We have a sense that there was a time when ordination examinations were something like the Knowledge, certainly in the seventeenth-century heyday of Church of England intellectual life when the phrase clerus Anglicanus stupor mundi—the Anglican cleric is the astonishment of the entire world—came into currency.* Anecdotes about the rigor of bishops' inquiries into ordinands' knowledge of the sacred tongues, church history, canon law, liturgics and the like can be as amusing today as they must have been daunting in the past.

Unlike the Knowledge-takers, though, Anglicans have in recent generations tended to externalise the recording of our common knowledge: we give open-book exams, universally use search engines to find a pericope or Prayer Book passage, pull up digitised books on our devices and find just the necessary passage, dispense here and there with biblical language requirements, and occasionally oppose the words pastoral and intellectual to one another. This is no disparagement of the ordinands we know or the active layfolk among whom we count ourselves; the externalisation of memory is a trend of the last hundred years, beginning in a serious way with punch cards and continuing through tapes, floppy disks, CDs, and hard drives, on to flash drives and clouds. This is all very efficient, and an important way for us to make sure that we keep pace with a changing world and its ways of sharing information.

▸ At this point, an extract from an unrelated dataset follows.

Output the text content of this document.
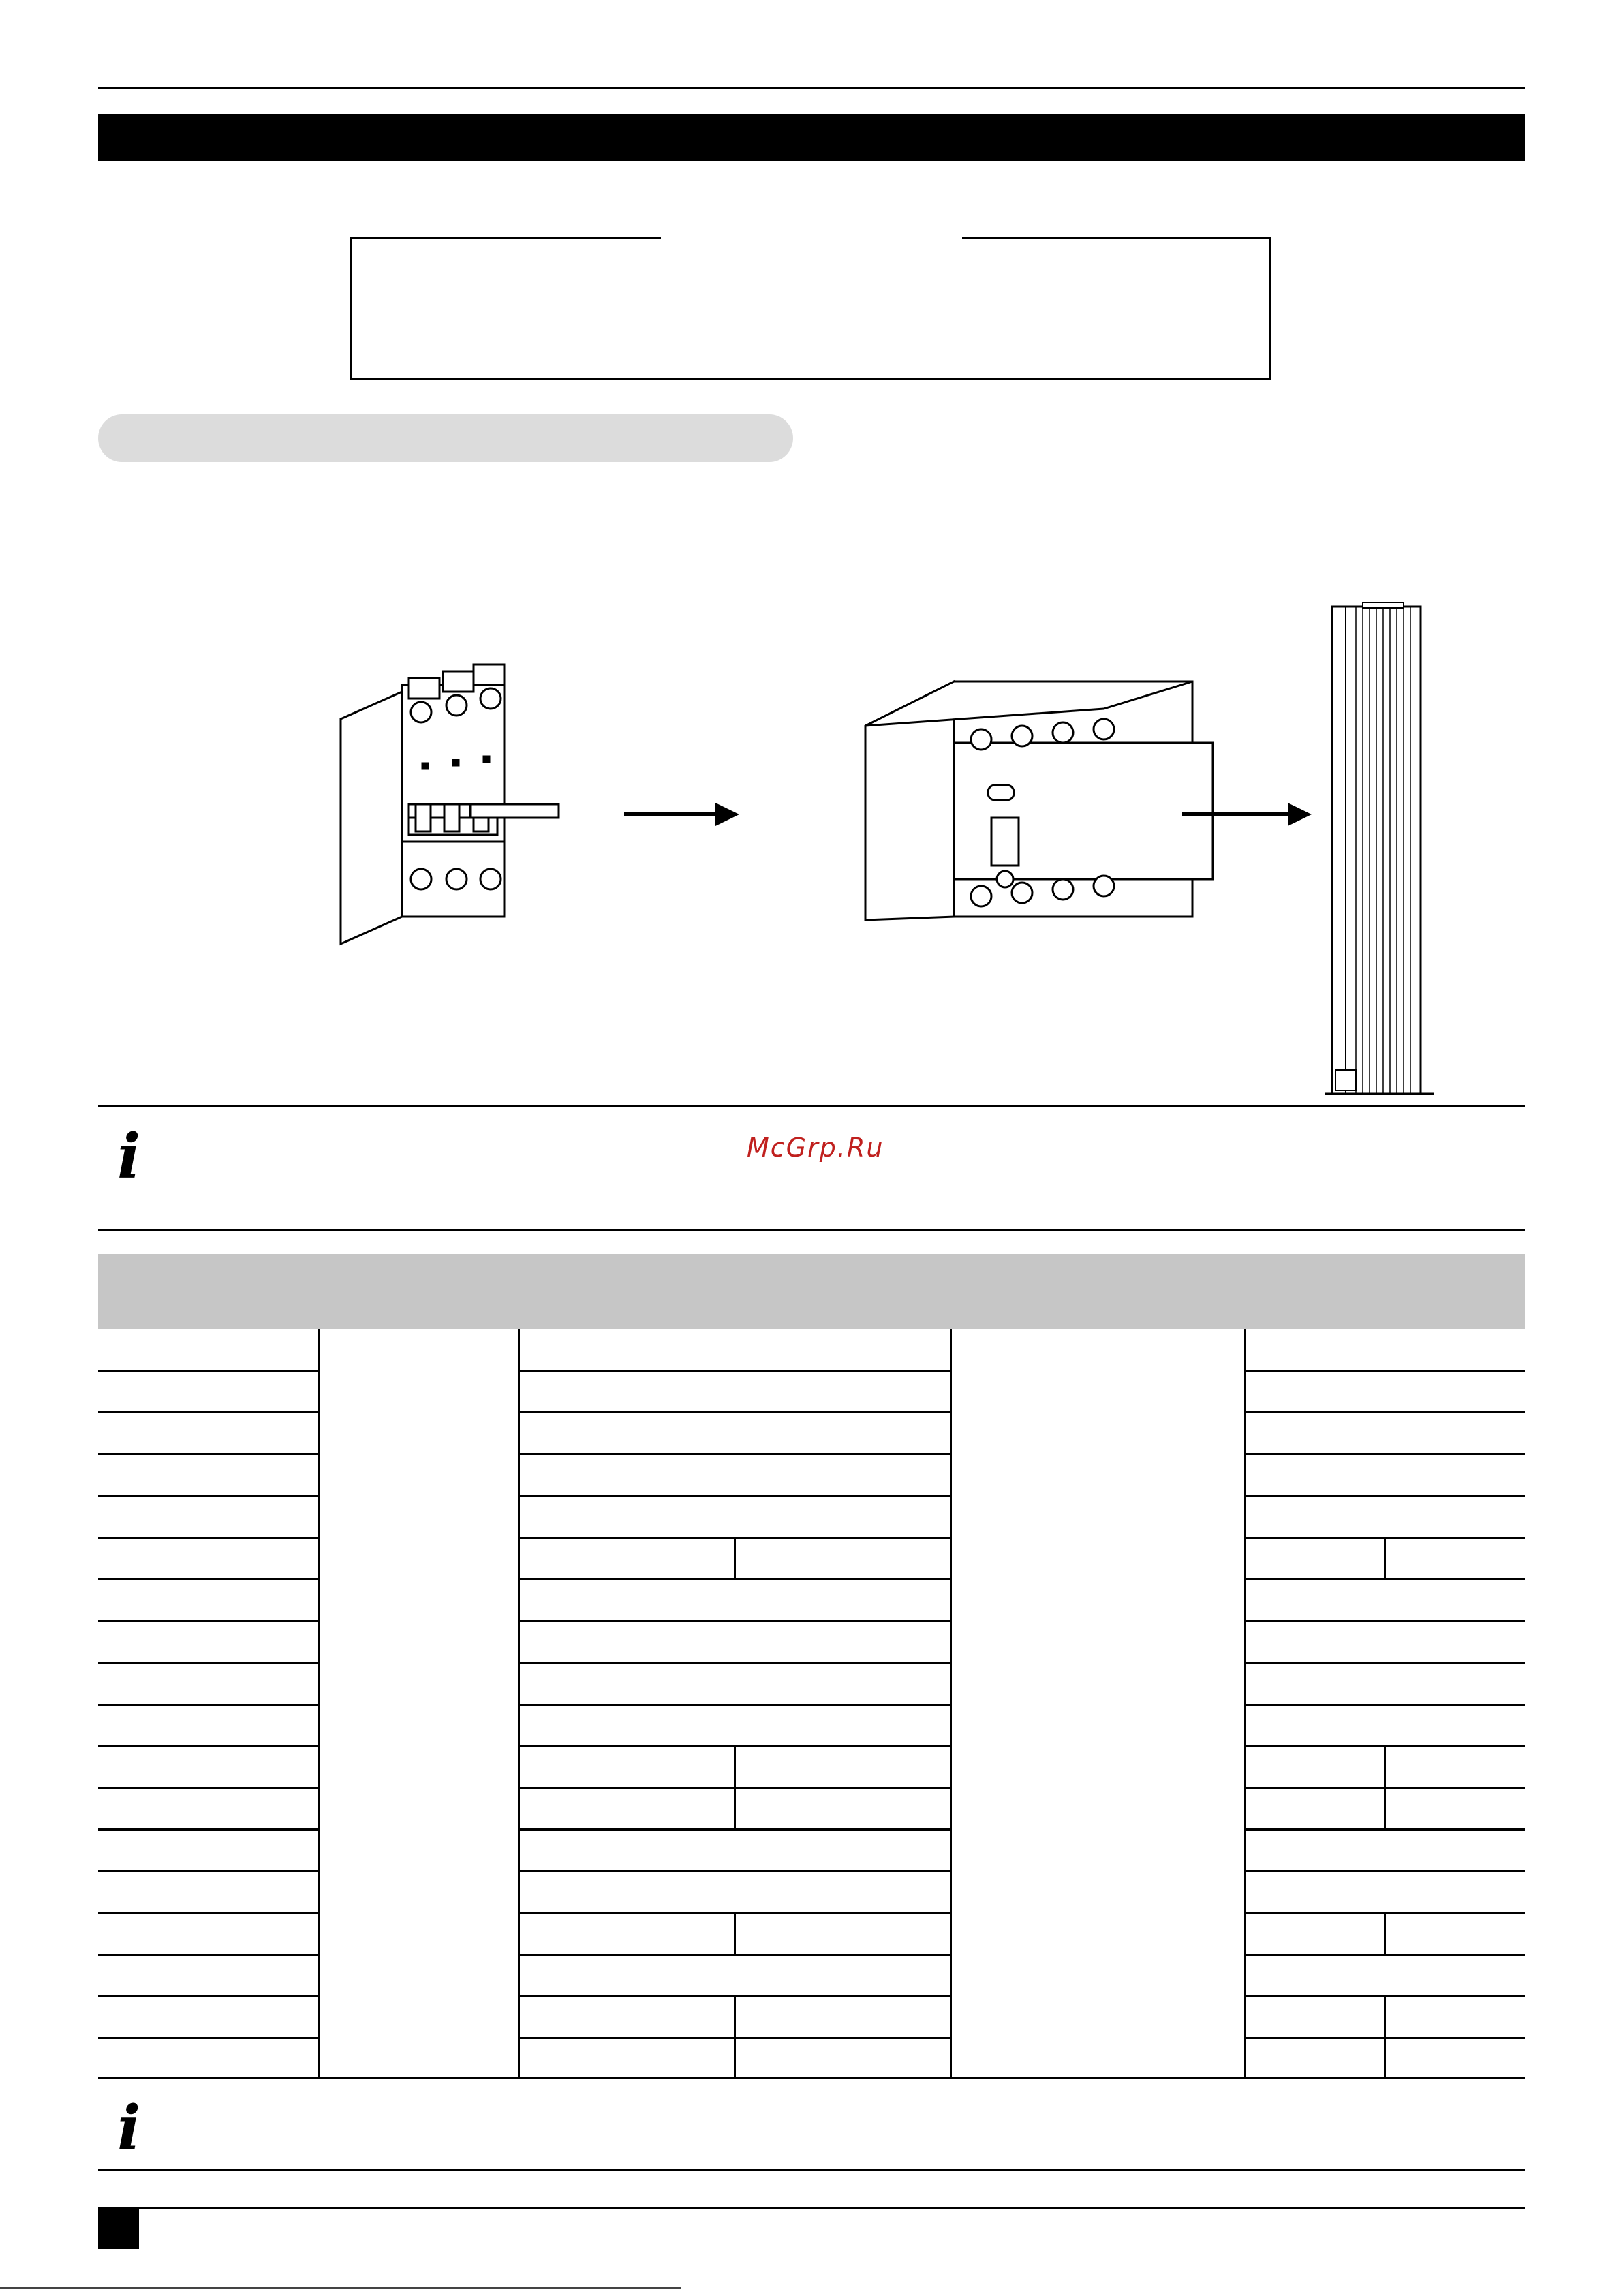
i	McGrp.Ru
i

We wonder tonight, though, if 'sharing information' has not become a substitute of sorts for the reading, marking, and inwardly digesting to which we were called before the advent of constant connectivity. We all love the ecclesiastical raconteurs we know, who have marinated in Anglican Knowledge so that they have a surfeit of anecdotes with which to salt any conversation with the memory of oral history. They do this without recourse to internet queries, in styles all their own, with ready wit and a joy in spoken sharing. The best raconteurs tend to be older, though—many of the best ones we know have passed on to their reward—autodidacts, self-driven, not always very good at propagating their own kind. Deep Anglican Knowledge, like the Knowledge itself, is hard-earned, gained from soaking and diving into wide fields of our tradition: books, of course, but art and buildings and music and fabric, too. It takes long hours, sitzfleisch, focus, endurance, energy, and plain love.

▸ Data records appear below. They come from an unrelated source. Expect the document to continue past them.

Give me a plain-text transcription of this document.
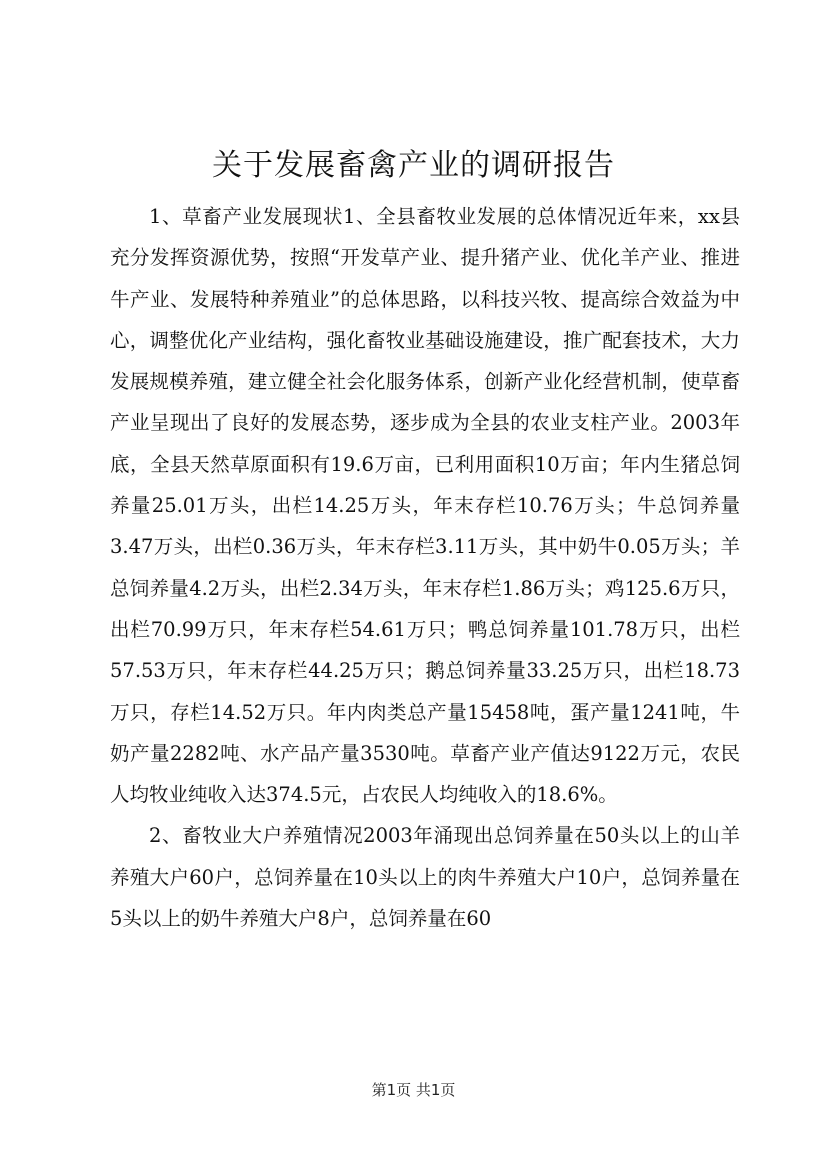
关于发展畜禽产业的调研报告

1、草畜产业发展现状1、全县畜牧业发展的总体情况近年来，xx县充分发挥资源优势，按照“开发草产业、提升猪产业、优化羊产业、推进牛产业、发展特种养殖业”的总体思路，以科技兴牧、提高综合效益为中心，调整优化产业结构，强化畜牧业基础设施建设，推广配套技术，大力发展规模养殖，建立健全社会化服务体系，创新产业化经营机制，使草畜产业呈现出了良好的发展态势，逐步成为全县的农业支柱产业。2003年底，全县天然草原面积有19.6万亩，已利用面积10万亩；年内生猪总饲养量25.01万头，出栏14.25万头，年末存栏10.76万头；牛总饲养量3.47万头，出栏0.36万头，年末存栏3.11万头，其中奶牛0.05万头；羊总饲养量4.2万头，出栏2.34万头，年末存栏1.86万头；鸡125.6万只，出栏70.99万只，年末存栏54.61万只；鸭总饲养量101.78万只，出栏57.53万只，年末存栏44.25万只；鹅总饲养量33.25万只，出栏18.73万只，存栏14.52万只。年内肉类总产量15458吨，蛋产量1241吨，牛奶产量2282吨、水产品产量3530吨。草畜产业产值达9122万元，农民人均牧业纯收入达374.5元，占农民人均纯收入的18.6%。

2、畜牧业大户养殖情况2003年涌现出总饲养量在50头以上的山羊养殖大户60户，总饲养量在10头以上的肉牛养殖大户10户，总饲养量在5头以上的奶牛养殖大户8户，总饲养量在60

第1页 共1页
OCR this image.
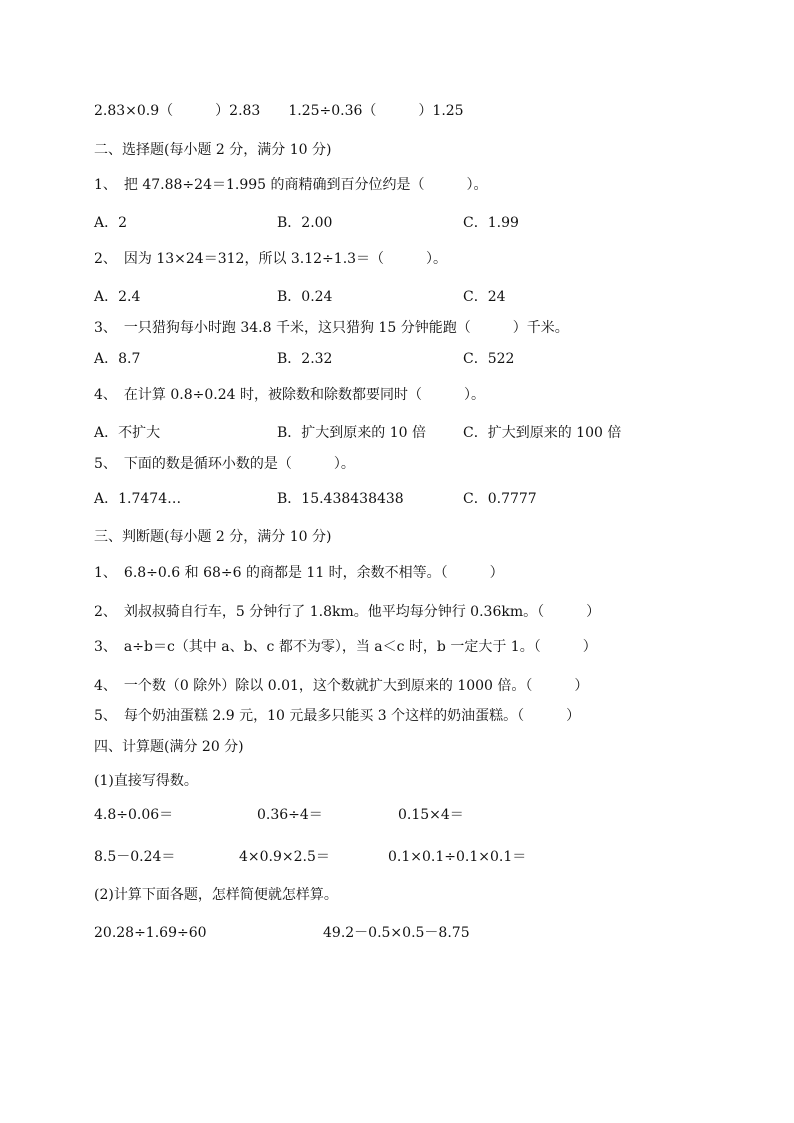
2.83×0.9（　　　）2.83　　1.25÷0.36（　　　）1.25
二、选择题(每小题 2 分，满分 10 分)
1、　把 47.88÷24＝1.995 的商精确到百分位约是（　　　）。
A．2	B．2.00	C．1.99
2、　因为 13×24＝312，所以 3.12÷1.3＝（　　　）。
A．2.4	B．0.24	C．24
3、　一只猎狗每小时跑 34.8 千米，这只猎狗 15 分钟能跑（　　　）千米。
A．8.7	B．2.32	C．522
4、　在计算 0.8÷0.24 时，被除数和除数都要同时（　　　）。
A．不扩大	B．扩大到原来的 10 倍	C．扩大到原来的 100 倍
5、　下面的数是循环小数的是（　　　）。
A．1.7474…	B．15.438438438	C．0.7777
三、判断题(每小题 2 分，满分 10 分)
1、　6.8÷0.6 和 68÷6 的商都是 11 时，余数不相等。（　　　）
2、　刘叔叔骑自行车，5 分钟行了 1.8km。他平均每分钟行 0.36km。（　　　）
3、　a÷b＝c（其中 a、b、c 都不为零），当 a＜c 时，b 一定大于 1。（　　　）
4、　一个数（0 除外）除以 0.01，这个数就扩大到原来的 1000 倍。（　　　）
5、　每个奶油蛋糕 2.9 元，10 元最多只能买 3 个这样的奶油蛋糕。（　　　）
四、计算题(满分 20 分)
(1)直接写得数。
4.8÷0.06＝	0.36÷4＝	0.15×4＝
8.5－0.24＝	4×0.9×2.5＝	0.1×0.1÷0.1×0.1＝
(2)计算下面各题，怎样简便就怎样算。
20.28÷1.69÷60	49.2－0.5×0.5－8.75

Will you join us in deepening offline Anglican Knowledge, internalising and learning some parts of our tradition we may have relegated to remote electronic storage? It can be as simple as picking a hymn to memorise this week—you won't regret it—or reading an entire chapter in a book where you only needed the citation of a sentence. Print out something from Project Canterbury on paper and read it on a train commute, rather than on-screen. Buy the hard copy of a book (the author will thank you, however anonymously) and read it straight through, à la mode de nos mères et pères. Write down a precious anecdote from your parish life when it comes to you, and call it up at a dinner party for everyone's amusement. Your brain may grow, and your heart certainly will. External memory is good when its format and methods of access are durable, but lived and internalised memory is a gift of unusual significance as it becomes more uncommon. It brightens every room where it is shared.

See you next week.

Our Signatures

Richard Mammana
and

All of us at Anglicans Online

8 May 2016
http://anglicansonline.org

* We know not the first use of this term, on which we have touched before.